SWV park beginner paddling

Whitewater for all! Easy introductory paddling spots

There’s plenty of National Park whitewater fun for everyone in the family in Southern WV!

If you’re looking to go really big, you want The Gauley River. But if you’ve got the kids in tow or want a milder introduction to paddling, there are plenty of simple spots to start!

Here are 5 splashy stretches of water that will be appropriate for the whole family:

1. The Upper New

The New River Gorge above the town of Cunard is beautiful, with enough rapids to keep it interesting while still not overwhelming.

If you put in at Glade Creek, after a beautiful riverside drive past numerous campgrounds, the float downstream to Thurmond is a must-do. There are a few easy to intermediate Class II-III rapids depending on water levels, the scenery is spectacular, and the even wildlife viewing is worthwhile. (You may spot a  majestic bald eagle along this stretch.)
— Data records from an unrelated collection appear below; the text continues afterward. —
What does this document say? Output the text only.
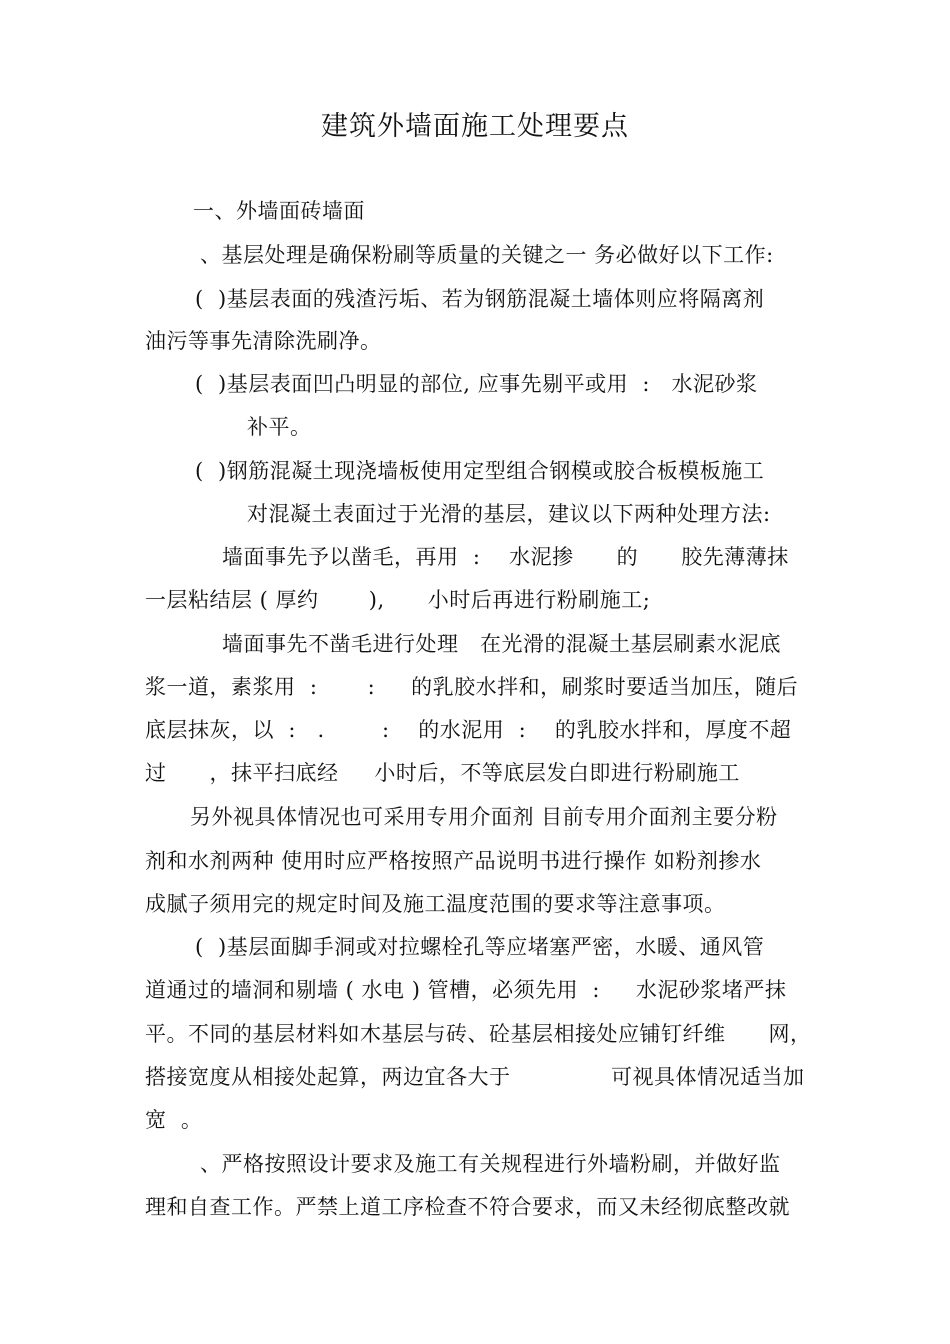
建筑外墙面施工处理要点
一、外墙面砖墙面
、基层处理是确保粉刷等质量的关键之一 务必做好以下工作:
(  )基层表面的残渣污垢、若为钢筋混凝土墙体则应将隔离剂
油污等事先清除洗刷净。
(  )基层表面凹凸明显的部位, 应事先剔平或用  :   水泥砂浆
补平。
(  )钢筋混凝土现浇墙板使用定型组合钢模或胶合板模板施工
对混凝土表面过于光滑的基层，建议以下两种处理方法:
墙面事先予以凿毛，再用  :    水泥掺      的      胶先薄薄抹
一层粘结层 ( 厚约       ),      小时后再进行粉刷施工;
墙面事先不凿毛进行处理   在光滑的混凝土基层刷素水泥底
浆一道，素浆用  :       :     的乳胶水拌和，刷浆时要适当加压，随后
底层抹灰，以  :   .        :    的水泥用  :    的乳胶水拌和，厚度不超
过      ，抹平扫底经     小时后，不等底层发白即进行粉刷施工
另外视具体情况也可采用专用介面剂 目前专用介面剂主要分粉
剂和水剂两种 使用时应严格按照产品说明书进行操作 如粉剂掺水
成腻子须用完的规定时间及施工温度范围的要求等注意事项。
(  )基层面脚手洞或对拉螺栓孔等应堵塞严密，水暖、通风管
道通过的墙洞和剔墙 ( 水电 ) 管槽，必须先用  :     水泥砂浆堵严抹
平。不同的基层材料如木基层与砖、砼基层相接处应铺钉纤维      网，
搭接宽度从相接处起算，两边宜各大于              可视具体情况适当加
宽  。
、严格按照设计要求及施工有关规程进行外墙粉刷，并做好监
理和自查工作。严禁上道工序检查不符合要求，而又未经彻底整改就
Whitewater outfitters offer guided trips down this stretch, in which clients get to paddle their own inflatable kayaks called “duckies.” If you are an intermediate canoeist or kayaker, this is also the stretch to do. Want a bit of excitement, but not the commitment of the Lower New’s class V whitewater? Keep going after Thurmond toward Cunard, where you will get to run the massive (but relatively safe) hole of class III, “Surprise Rapid.”

2. “Thread the Needle” at Fayette Station

At the bottom of the New River Gorge, in the shadow of the bridge, is a popular takeout for whitewater runs. Fayette Station Rapid, a big-wave class IV, roars in the background. But, if you want some mild flatwater, you can put in with a canoe, kayak or most popularly a stand-up paddleboard (SUP), and right the river-left eddies upstream through a maze of delightful rocks and alcoves.

Most folks go a few hundred yards up to a jumble of rocks called “Thread the Needle,” where the deep water and complex currents make for great practice surfing and riding across eddies.  There’s also great fishing along this stretch.

3. Kanwha Falls

Far downstream of Fayetteville, after the New and Gauley have joined forces to form the mighty Kanawha River, the gorge gradually opens into a larger valley, and Appalachia transforms into the more industrial landscape of Charleston and the Ohio River Valley. The last gasp of New River-style whitewater is at Kanawha Falls, a beautiful river-wide cascade of about a 20-foot drop. Park just below the falls, put in at the boaters campground, and paddle your SUP or canoe upstream through the flatwater, where you can explore behind the falls, and into all sorts of nooks, crannies and flat rocks perfect for soaking in the sun.

4. Paddle on the Lake

Summersville Lake is a gem– West Virginia’s largest body of water, and arguably its most beautiful.  You can easily spend days exploring the alcoves, cliffs, waterfalls and tributaries here, jumping into the clear blue water whenever you need to cool off.  

SUPs and sit-on-top kayaks are the way to paddle around Summersville rent them from an outfitter or at the lake marina. Try to hit it on weekdays, when the motorboat wakes are less prevalent.

5. The Lower New

“Wait a minute!” you’re saying.  “I thought the Lower New was wild whitewater! I’m looking for MILD water!”

Well, if you want a taste of the Lower New’s whitewater, but a bit more mellow, consider booking a low-water trip. These trips descend the river at levels when the waves are smaller and the obstacles easier to avoid.  

Because low water requires more precise maneuvering to avoid rocks, you can also choose to go as a passenger in a large, oar-powered raft manned by an experienced guide, as opposed to a more participatory paddle raft. Low water, large boats, and the security of not having to paddle? This might be the best way for the less adventurous or very young to enjoy the whitewater.

Of course, the best thing for beginners is to let an experienced guide show you the ropes!